A Tough Pill for Rite Aid to Swallow

The FTC isn't Happy

Rite aid pharmacy store

Imagine going to your local pharmacy to pick up a few things. After you pay for your items, you head towards the door, but you are greeted by a member of staff telling you that they believe you shoplifted in the past. How do they know this? Well, the facial recognition feature told them. The issue is that you are a law-abiding citizen and have never stolen from this pharmacy or any other pharmacy, for that matter. 

This may seem like a crazy hypothetical, but according to the Federal Trade Commission (FTC), this is precisely what was happening with Rite Aid. 

From 2012 to 2020, Rite Aid staff was notified by their facial recognition software about potential shoplifters and would follow them around the store, search them, and attempt to kick them out of the store.  Hell, they would even call the cops on the “persons of interest.” 

The part that is disappointing but not that shocking is that this disproportionately impacted people of colour and women. This has long been a fear in the computer science field. Depending on the data set that is used, the AI could and often does pick up on biases. This leads to false positive identifications and can lead to major issues. 

In one instance, an 11-year-old girl was stopped and searched due to a false positive. Imagine leaving a store with your child and being stopped and searched because a computer program got something wrong. Insanity. 

The FTC claimed in a nearly 54 page document that the company collected over ten thousand images, often low quality, to help build the system to identify persons of interest. But not only were customers not being told about the store using this technology - employees were discouraged from revaling it or even talking about it. 

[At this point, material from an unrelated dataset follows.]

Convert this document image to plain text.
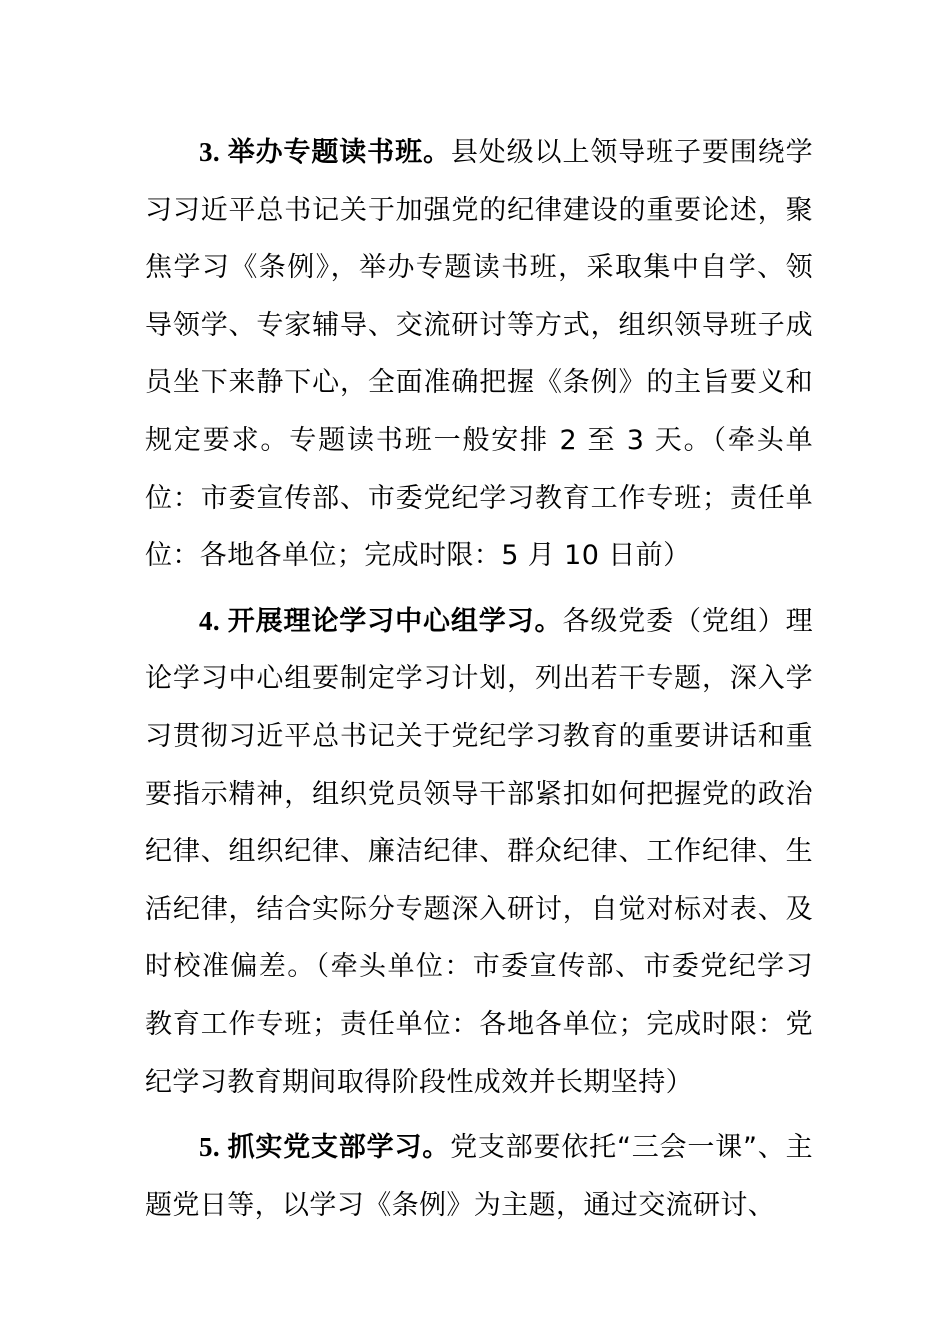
3. 举办专题读书班。县处级以上领导班子要围绕学习习近平总书记关于加强党的纪律建设的重要论述，聚焦学习《条例》，举办专题读书班，采取集中自学、领导领学、专家辅导、交流研讨等方式，组织领导班子成员坐下来静下心，全面准确把握《条例》的主旨要义和规定要求。专题读书班一般安排 2 至 3 天。（牵头单位：市委宣传部、市委党纪学习教育工作专班；责任单位：各地各单位；完成时限：5 月 10 日前）

4. 开展理论学习中心组学习。各级党委（党组）理论学习中心组要制定学习计划，列出若干专题，深入学习贯彻习近平总书记关于党纪学习教育的重要讲话和重要指示精神，组织党员领导干部紧扣如何把握党的政治纪律、组织纪律、廉洁纪律、群众纪律、工作纪律、生活纪律，结合实际分专题深入研讨，自觉对标对表、及时校准偏差。（牵头单位：市委宣传部、市委党纪学习教育工作专班；责任单位：各地各单位；完成时限：党纪学习教育期间取得阶段性成效并长期坚持）

5. 抓实党支部学习。党支部要依托“三会一课”、主题党日等，以学习《条例》为主题，通过交流研讨、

Samuel Levine, the director of the FTC’s Bureau of Consumer Protection,  went on record saying: “ Rite Aid's reckless use of facial surveillance systems left its customers facing humiliation and other harms, and its order violations put consumers’ sensitive information at risk.” 

In a statement from Rite Aid, they revealed that while they disagree with the accusations levied at them, they are “pleased to reach an agreement.”. Although not all details are currently known, we know that per the agreement, Rite Aid has been barred from using AI technology as a surveillance tool for five years! We can also assume that they will be fairly protected due to the bankruptcy protection they filed for back in October. 

By the time Rite Aid gets its permission to use the technology again, we can only assume that it will be even better than what we currently have. That’s how AI works. It is only ever getting better.

But this story should be a firm reminder that just because it is getting better doesn’t mean it is infallible. A computer program with a racial bias is a prime example of how humans leave their fingerprints all over everything AI.